Sont notamment concernés les associations, les syndicats professionnels et leurs unions.
Bon à savoir : les associations bénéficient d’un abattement annuel, il s’élève à 24 041 euros en 2025.
Le mécanisme de calcul de la taxe
Le montant de la taxe est obtenu en appliquant aux rémunérations versées un rapport d’assujettissement, puis un taux qui est fonction du montant du salaire versé à chaque salarié. Concrètement, l'assiette de la taxe se calcule en multipliant la masse salariale par un coefficient correspondant à la part d'activité non soumise à la TVA.
Ce rapport se compose ainsi :
- Au numérateur : les recettes issues d'opérations exonérées ou hors du champ d'application de la TVA ;
- Au dénominateur : l'ensemble des recettes, y compris celles qui ne relèvent pas du champ d'application de la TVA.
Reste alors une interrogation fréquente pour les associations bénéficiant d'aides publiques : comment doivent être traitées les subventions reçues dans ce calcul ?
Le sort des subventions publiques tranché par les juges
Une affaire récente vient apporter une réponse claire. À la suite d'une vérification de comptabilité, une association œuvrant pour le développement de la vie musicale et culturelle s'était vue notifier des rappels et des compléments de taxe sur les salaires par l'administration fiscale. Contestant cette position, elle avait porté le litige devant la justice administrative.
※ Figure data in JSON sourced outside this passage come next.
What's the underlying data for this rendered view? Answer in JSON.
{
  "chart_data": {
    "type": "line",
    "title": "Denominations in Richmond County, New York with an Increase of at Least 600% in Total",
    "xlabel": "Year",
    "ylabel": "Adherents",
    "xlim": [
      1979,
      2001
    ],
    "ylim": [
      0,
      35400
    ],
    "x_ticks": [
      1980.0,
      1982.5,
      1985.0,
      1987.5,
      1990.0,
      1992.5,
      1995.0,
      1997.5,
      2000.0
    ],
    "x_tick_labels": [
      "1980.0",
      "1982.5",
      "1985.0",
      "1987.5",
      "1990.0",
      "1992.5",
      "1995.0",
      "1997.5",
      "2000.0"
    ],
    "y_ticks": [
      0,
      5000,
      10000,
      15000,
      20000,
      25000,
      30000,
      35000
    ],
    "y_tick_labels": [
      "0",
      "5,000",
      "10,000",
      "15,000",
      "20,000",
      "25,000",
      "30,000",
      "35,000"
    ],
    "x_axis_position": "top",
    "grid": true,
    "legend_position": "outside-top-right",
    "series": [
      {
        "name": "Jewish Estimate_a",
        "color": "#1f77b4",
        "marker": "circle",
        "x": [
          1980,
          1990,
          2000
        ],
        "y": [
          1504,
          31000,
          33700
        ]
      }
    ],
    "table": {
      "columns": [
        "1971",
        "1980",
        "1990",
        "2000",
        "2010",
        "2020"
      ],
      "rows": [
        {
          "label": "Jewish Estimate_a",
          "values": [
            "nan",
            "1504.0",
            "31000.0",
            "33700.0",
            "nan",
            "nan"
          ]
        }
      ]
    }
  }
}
La Cour administrative d'appel de Lyon, dans sa décision du 5 février 2026, a relevé que la structure avait perçu, sur plusieurs exercices, des subventions versées par l'État et par des collectivités territoriales, lesquelles n'étaient pas imposables à la TVA. Selon les magistrats, qui se sont appuyés sur l’article 231 du Code général des impôts, ces aides devaient figurer à la fois au numérateur et au dénominateur du rapport d’assujettissement déterminant l'assiette de la taxe sur les salaires.
Quelles conséquences pratiques pour les associations ?
Intégrer les subventions au numérateur comme au dénominateur a un effet mécanique d'augmentation de l'assiette, et donc du montant de la taxe sur les salaires due par l'association.
Cette décision invite les organismes concernés à la plus grande vigilance lors de la liquidation et de la régularisation de leur taxe. Une mauvaise prise en compte des subventions perçues peut en effet exposer l’association à des redressements significatifs en cas de contrôle. Il est donc recommandé de tenir compte de ces financements publics dans le calcul de la taxe et de sécuriser les déclarations annuelles de régularisation.